In case you missed it, there've been some fascinating experiments with self-resolving markets on Manifold lately. The idea of a self-resolving market is that sometimes it's hard or impossible to pin down unambiguous resolution criteria for a prediction. In that case resolving to the consensus of the market participants may make sense. And from a prediction market perspective, the obvious way to define "the consensus of the participants" is the market price. See also Keynesian beauty contests. It's weirdly self-referential but maybe there are conditions in which we expect it to work?

We've seen one spectacular failure -- https://manifold.markets/jack/will-biden-be-president-on-915-reso -- in which an exciting tug-o-war was waged that had little connection to what the market was purportedly predicting.

But I conjecture that that was mostly about the hard(ish) end date. In setting up the experiment we knew that a known end date opens the market up to price manipulation at the last second and we tried to mitigate that with a random close time, but it was a random close time within a small window. It was still possible to temporarily manipulate the price for profit.

So this is an experiment to see how close we get to the truth if the market self-resolves as follows:

1. The market won't close before the end of October (when the true outcome is known).

2. The market will then stay open until the market price fully quiesces, meaning it stays the same (to the nearest whole percent) for two business days in a row.

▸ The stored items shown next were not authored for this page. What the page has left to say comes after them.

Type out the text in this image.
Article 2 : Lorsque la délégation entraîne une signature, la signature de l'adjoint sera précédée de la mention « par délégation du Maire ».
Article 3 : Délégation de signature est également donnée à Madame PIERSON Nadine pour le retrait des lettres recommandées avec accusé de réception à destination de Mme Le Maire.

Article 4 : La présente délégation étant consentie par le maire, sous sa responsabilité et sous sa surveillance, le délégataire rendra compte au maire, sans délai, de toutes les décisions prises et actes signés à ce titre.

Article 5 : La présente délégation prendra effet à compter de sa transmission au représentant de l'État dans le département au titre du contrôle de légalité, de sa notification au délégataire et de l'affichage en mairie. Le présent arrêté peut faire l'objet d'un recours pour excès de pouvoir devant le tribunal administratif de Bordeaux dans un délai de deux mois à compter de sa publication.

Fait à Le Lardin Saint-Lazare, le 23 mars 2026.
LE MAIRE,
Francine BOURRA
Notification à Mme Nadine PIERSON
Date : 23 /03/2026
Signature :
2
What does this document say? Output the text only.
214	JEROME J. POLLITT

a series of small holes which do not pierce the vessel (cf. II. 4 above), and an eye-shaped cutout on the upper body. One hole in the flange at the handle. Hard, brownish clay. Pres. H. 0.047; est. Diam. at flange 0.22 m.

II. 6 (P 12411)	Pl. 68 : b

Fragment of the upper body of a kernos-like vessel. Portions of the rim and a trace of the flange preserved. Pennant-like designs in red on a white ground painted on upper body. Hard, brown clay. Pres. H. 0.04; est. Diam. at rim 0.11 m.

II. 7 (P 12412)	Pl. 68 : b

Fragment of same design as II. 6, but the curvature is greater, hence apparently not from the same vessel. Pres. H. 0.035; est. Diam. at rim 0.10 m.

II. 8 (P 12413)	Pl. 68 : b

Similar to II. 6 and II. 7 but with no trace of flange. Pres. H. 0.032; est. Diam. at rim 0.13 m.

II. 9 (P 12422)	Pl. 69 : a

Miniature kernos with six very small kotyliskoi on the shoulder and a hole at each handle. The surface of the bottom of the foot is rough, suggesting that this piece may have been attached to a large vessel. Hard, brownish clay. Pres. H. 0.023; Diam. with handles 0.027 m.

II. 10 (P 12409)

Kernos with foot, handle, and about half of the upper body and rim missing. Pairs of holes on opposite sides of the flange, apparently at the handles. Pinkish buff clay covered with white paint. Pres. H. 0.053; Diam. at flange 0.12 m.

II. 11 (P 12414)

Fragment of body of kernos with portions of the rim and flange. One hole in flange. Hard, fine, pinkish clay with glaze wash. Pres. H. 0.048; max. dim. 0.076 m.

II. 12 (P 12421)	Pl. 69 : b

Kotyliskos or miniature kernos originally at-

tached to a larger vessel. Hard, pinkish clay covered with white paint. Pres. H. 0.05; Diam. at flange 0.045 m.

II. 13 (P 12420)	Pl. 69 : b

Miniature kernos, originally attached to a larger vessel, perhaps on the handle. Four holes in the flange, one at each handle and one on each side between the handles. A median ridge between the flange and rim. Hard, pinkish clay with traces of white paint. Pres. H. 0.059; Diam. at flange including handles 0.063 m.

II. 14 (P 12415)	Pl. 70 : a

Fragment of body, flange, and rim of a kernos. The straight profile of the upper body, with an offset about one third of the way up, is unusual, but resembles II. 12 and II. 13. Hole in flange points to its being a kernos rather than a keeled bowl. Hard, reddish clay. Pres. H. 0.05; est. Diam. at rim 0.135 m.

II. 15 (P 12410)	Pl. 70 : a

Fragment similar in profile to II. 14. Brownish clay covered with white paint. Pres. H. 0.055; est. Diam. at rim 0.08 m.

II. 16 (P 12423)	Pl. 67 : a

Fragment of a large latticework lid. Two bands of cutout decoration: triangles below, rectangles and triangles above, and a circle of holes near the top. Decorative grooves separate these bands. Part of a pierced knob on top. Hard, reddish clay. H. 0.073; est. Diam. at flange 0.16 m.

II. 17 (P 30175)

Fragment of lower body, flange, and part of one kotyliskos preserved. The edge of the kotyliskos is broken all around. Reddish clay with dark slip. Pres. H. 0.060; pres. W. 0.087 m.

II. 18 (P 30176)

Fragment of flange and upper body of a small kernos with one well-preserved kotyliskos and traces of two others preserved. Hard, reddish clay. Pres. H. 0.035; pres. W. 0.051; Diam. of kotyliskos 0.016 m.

The market then resolves to that price.

3. But if a market participant wants to go on vacation or something, they can just ask in the comments to not let the market close before they return. We want to only resolve to a genuine consensus probability.

4. If we go all the way [through] November without the market stabilizing then it resolves N/A. That would be a shame but not necessarily bad, in general, in terms of the market price being informative, if it's oscillating around some estimate of the underlying truth.

Point 3 might be silly and unscalable, I'm not sure. It's an experiment. But if it did make sense, one can imagine ways to make it scale to larger markets. The answer might be to stick to a strict definition of quiescence and traders can just use trading bots or limit orders while they're away. (Or we could just say that checking in every other business day isn't that onerous, suck it up.)

Point 4 may open up an unfortunate loophole in that a participant can force the price to oscillate if they don't like the outcome. I think liquidity fees could solve that (which may be important anyway, since it's a very valuable property of markets that liquidity increases with trading volume!) because then it would get more and more expensive to keep the price oscillating. For this experiment, we'll just take the risk that that happens. Since everyone gets their money back in that case, the risk is arguably not so bad.

UPDATE: From the comments, pinning down the criteria for quiescence:

If the market price stays the same or oscillates between consecutive integer percents from noon pacific to noon pacific two business days later (so at least 48 hours, longer over weekends and holidays) then that counts as the market quiescing. I plan to add comments warning us as we approach the end of the window and plan to say yes to requests to temporarily lengthen the window (assuming they're based on real-world reasons like vacations).

PS: The official Schelling Point is 95%. Or oscillating between 94% and 95%.